The authors declare no conflict of interest
Reads mapping to Bordetella pertussis ATCC9797 18323 for spiked nasopharyngeal aspirates and BP1917 for clinical nasopharyngeal aspirates have been uploaded to SRA under BioProject: PRJNA694997
This study as supported financially by the Centre for Infectious Diseases and Microbiology – Public Health Post-graduate scholarship
Consent for the images in this article has been provided by the authors
This work was supported by the Prevention Research Support Program, funded by the New South Wales Ministry of Health. Special thanks to Illumina for providing a complimentary Illumina DNA prep Library Preparation Kit. The authors are grateful to the staff of Centre for Infectious Diseases and Microbiology Laboratory Services, NSW Health Pathology for their technical assistance and expertise. Computational analysis was performed on the University of Sydney High Performance Cluster, with the assistance of the Sydney Informatics Hub. The authors would like to acknowledge the Microbial Genomics Reference Laboratory, Centre for Infectious Disease and Microbiology –Public Health, Westmead Hospital, for their assistance with genome sequencing and bioinformatics analysis.

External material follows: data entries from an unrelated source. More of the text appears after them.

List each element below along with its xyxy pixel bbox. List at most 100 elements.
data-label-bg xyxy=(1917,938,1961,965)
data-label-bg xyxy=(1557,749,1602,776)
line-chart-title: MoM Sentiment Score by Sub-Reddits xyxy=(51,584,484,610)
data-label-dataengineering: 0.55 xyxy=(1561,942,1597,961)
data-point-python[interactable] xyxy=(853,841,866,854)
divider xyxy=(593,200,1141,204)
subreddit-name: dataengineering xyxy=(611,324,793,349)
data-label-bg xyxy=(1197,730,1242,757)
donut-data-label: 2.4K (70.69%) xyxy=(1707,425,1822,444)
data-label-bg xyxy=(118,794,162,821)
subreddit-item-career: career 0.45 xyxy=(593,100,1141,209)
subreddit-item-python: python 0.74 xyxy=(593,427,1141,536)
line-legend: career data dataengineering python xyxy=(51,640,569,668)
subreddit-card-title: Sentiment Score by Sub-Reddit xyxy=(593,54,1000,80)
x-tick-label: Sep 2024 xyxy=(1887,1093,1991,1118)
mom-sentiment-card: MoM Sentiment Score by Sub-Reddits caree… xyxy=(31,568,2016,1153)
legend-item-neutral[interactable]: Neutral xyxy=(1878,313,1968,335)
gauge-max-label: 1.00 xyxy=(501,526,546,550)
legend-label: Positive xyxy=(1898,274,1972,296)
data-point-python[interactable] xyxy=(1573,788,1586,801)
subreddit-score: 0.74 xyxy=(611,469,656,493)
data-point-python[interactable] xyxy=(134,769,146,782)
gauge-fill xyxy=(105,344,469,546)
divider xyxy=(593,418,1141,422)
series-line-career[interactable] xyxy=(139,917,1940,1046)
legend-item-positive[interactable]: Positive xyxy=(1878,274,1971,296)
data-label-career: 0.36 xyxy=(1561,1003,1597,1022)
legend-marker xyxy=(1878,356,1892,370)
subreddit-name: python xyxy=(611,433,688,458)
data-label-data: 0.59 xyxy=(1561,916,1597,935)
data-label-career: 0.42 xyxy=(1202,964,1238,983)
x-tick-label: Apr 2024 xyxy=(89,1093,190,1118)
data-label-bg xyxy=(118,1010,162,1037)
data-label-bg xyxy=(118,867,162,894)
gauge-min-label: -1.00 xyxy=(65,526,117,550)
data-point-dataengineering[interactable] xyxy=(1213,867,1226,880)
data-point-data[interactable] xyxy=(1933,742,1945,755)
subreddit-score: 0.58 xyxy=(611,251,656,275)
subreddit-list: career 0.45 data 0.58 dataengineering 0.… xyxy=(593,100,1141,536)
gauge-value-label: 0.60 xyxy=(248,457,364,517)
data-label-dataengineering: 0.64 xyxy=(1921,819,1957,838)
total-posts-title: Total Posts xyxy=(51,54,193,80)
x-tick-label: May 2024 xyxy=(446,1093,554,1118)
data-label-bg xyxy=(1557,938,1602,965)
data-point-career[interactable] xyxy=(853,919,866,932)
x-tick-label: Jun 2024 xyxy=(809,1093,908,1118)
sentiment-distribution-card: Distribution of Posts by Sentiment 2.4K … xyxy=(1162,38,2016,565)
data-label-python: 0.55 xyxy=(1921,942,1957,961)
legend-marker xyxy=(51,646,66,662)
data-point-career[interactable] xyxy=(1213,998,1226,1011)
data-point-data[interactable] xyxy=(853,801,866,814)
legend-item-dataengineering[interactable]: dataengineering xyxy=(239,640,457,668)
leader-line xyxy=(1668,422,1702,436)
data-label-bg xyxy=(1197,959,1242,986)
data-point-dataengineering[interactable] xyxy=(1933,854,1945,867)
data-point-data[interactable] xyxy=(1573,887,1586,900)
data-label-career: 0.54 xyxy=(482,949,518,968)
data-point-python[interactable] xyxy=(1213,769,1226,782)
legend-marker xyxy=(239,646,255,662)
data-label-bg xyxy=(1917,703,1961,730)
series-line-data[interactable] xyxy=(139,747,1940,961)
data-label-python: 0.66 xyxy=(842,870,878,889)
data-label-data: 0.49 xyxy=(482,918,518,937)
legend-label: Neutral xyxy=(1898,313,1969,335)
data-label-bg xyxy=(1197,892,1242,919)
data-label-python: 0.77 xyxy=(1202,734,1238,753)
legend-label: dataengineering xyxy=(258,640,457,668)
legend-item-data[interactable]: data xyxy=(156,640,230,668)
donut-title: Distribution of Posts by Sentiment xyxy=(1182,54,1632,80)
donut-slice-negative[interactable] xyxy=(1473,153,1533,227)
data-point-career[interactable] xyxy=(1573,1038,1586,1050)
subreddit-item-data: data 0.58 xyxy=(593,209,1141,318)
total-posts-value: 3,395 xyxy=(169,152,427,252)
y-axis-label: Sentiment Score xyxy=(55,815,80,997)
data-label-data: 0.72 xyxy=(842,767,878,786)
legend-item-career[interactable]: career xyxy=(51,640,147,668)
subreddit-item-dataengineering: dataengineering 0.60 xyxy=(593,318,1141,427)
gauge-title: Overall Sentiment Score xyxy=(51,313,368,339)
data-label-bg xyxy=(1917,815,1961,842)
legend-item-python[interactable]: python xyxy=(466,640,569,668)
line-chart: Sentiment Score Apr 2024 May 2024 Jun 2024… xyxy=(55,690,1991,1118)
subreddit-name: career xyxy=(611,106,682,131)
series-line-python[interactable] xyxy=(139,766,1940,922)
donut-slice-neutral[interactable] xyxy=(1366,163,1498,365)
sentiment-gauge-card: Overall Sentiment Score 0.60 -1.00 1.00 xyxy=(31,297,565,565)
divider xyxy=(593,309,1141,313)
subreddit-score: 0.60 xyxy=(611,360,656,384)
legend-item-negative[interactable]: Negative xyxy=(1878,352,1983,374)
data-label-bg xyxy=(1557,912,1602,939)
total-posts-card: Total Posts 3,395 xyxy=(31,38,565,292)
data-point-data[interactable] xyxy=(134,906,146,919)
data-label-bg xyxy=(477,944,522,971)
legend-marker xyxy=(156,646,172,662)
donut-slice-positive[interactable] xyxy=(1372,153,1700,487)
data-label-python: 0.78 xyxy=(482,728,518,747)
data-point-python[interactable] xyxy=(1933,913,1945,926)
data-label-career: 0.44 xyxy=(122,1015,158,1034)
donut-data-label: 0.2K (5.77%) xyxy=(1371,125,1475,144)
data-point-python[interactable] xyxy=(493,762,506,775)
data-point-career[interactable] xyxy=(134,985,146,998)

Nasopharyngeal aspirates were collected by the Centre for Infectious Diseases and Microbiology Laboratory services under the Western Sydney Local Health District Research Ethics and Governance committee. Project identifier: 2019/PID02294
Consent was not obtained from patients, as these NPA were left-over from previous diagnostic testing, and otherwise discarded. These NPA samples were pooled to prevent any identification during sequencing, and no record of identifiable data was collected.